Assignment 3: Simulation Instructions for Standard Printouts
Assignment 3: Simulation
Instructions for Standard Printouts of @Risk Simulation Models
The first four problems should use @Risk and the Simulation standard printouts should consist of three sheets.
The first sheet is a values printout of your spreadsheet, showing your model as it normally appears on the screen. Note that the numbers shown on this printout reflect the outcome of a single recalculation of the spreadsheet, that is, a sample of size 1. That means it doesn't tell you what the best answer is, the way the values printout does for an optimization model — it's just a single possible realization of what might happen.
The next sheet is a formulas printout of your spreadsheet model, with each cell showing a formula rather than a value. Unlike optimization models, it is not necessary to put annotations on this sheet.
For simulations that contain large numbers of similar rows, it is OK to omit the repetitive rows from the values and formulas sheets by truncating the printout or using the “hide rows” command (select the rows to hide, right-click your selection, and then click Hide).
Both the values and formulas printout sheets should have row and column headings (A, B, C, … along the top and 1, 2, 3, … along the side).
The third sheet is the @RISK simulation output report for your model.
To the output report printout, you should add annotations indicating the answer to whatever problem was posed in the homework problem.
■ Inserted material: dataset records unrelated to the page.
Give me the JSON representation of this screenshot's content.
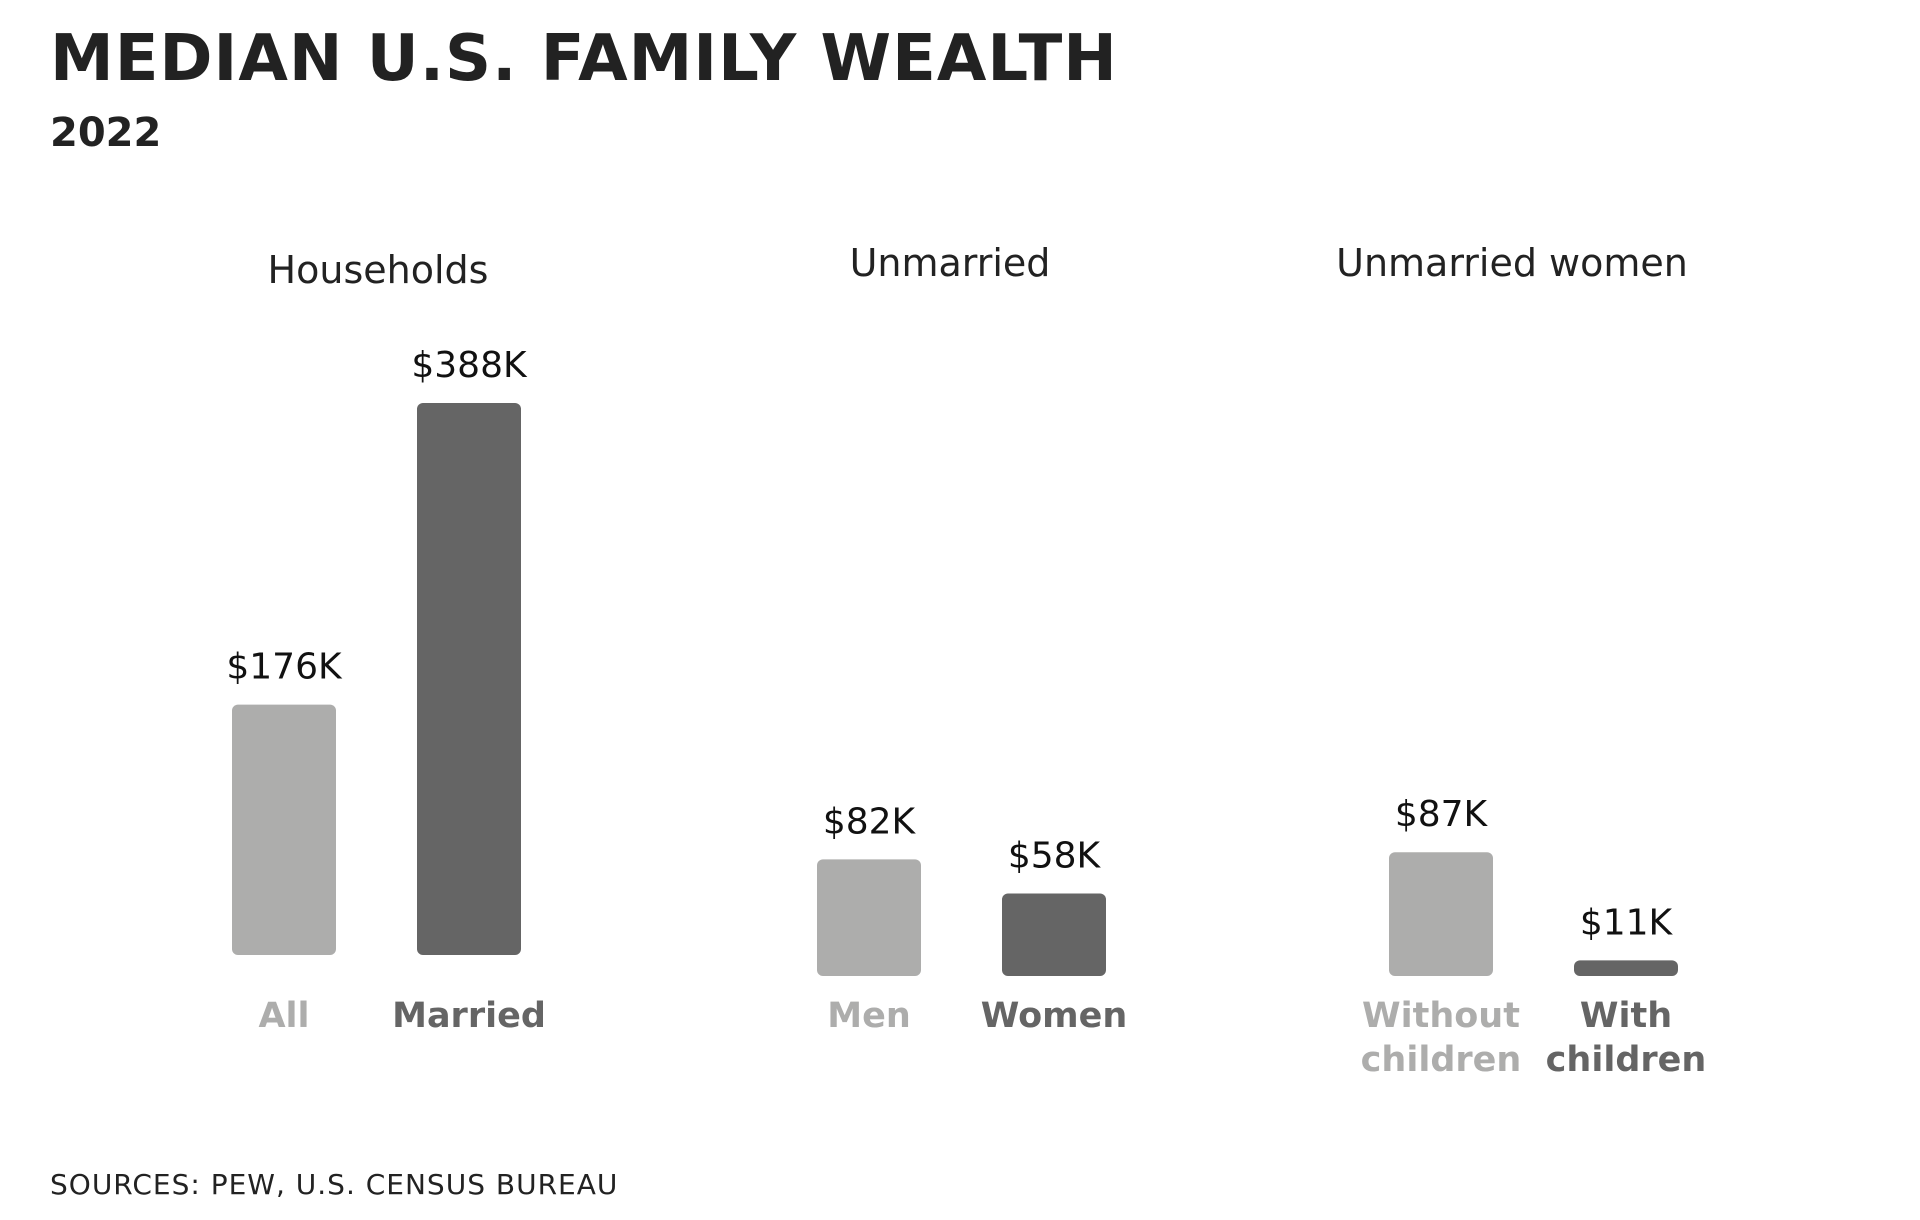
{
  "title": "MEDIAN U.S. FAMILY WEALTH",
  "subtitle": "2022",
  "source": "SOURCES: PEW, U.S. CENSUS BUREAU",
  "colors": {
    "light": "#adadac",
    "dark": "#656565",
    "text": "#222222"
  },
  "chart_data": [
    {
      "type": "bar",
      "title": "Households",
      "categories": [
        "All",
        "Married"
      ],
      "values": [
        176,
        388
      ],
      "value_labels": [
        "$176K",
        "$388K"
      ],
      "unit": "thousand USD",
      "ylim": [
        0,
        388
      ],
      "grid": false
    },
    {
      "type": "bar",
      "title": "Unmarried",
      "categories": [
        "Men",
        "Women"
      ],
      "values": [
        82,
        58
      ],
      "value_labels": [
        "$82K",
        "$58K"
      ],
      "unit": "thousand USD",
      "ylim": [
        0,
        388
      ],
      "grid": false
    },
    {
      "type": "bar",
      "title": "Unmarried women",
      "categories": [
        "Without children",
        "With children"
      ],
      "values": [
        87,
        11
      ],
      "value_labels": [
        "$87K",
        "$11K"
      ],
      "unit": "thousand USD",
      "ylim": [
        0,
        388
      ],
      "grid": false
    }
  ]
}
These annotations may be done by hand or in Excel. An example annotation: “Scenario 5 has the highest average profit, and corresponds to a stocking level of 75. Therefore I would recommend stocking 75 calendars to achieve the highest expected profit.”
Note that, due to the random nature of these simulations, it is possible for two people with correct solutions to get slightly differing answers for things like average profit or average cost. Generally, however, you should get the same choice for the optimal strategy unless there are two choices that are very close in average profit/cost.
Problem 1 (Team): Computer Support Problem
Your company has 200 personal computers. Each computer has a 5% probability, independent of all other computers, of encountering a hardware problem on any given day. Most hardware problems require 3/4 of an hour of attention from a computer support technician (CST). Each problem that occurs, however, has a 30% chance (independent of all other problems) of developing into a more serious problem requiring an extra 2 hours of attention from a CST.
Each CST can spend up to 6 hours per day fixing problems, and costs the company $300 per day. Every CST hired must be paid their full salary each day, whether or not they have sufficient work to keep them busy. If the company does not have enough CST's to solve all the problems occurring on a given day, it hires an outside firm that charges $95 per hour. You are trying to decide whether to hire 1, 2, 3, or 4 CST's.
Which option gives the lowest average cost per day? With this number, what is the average number of hours of support per day you must buy from the outside firm?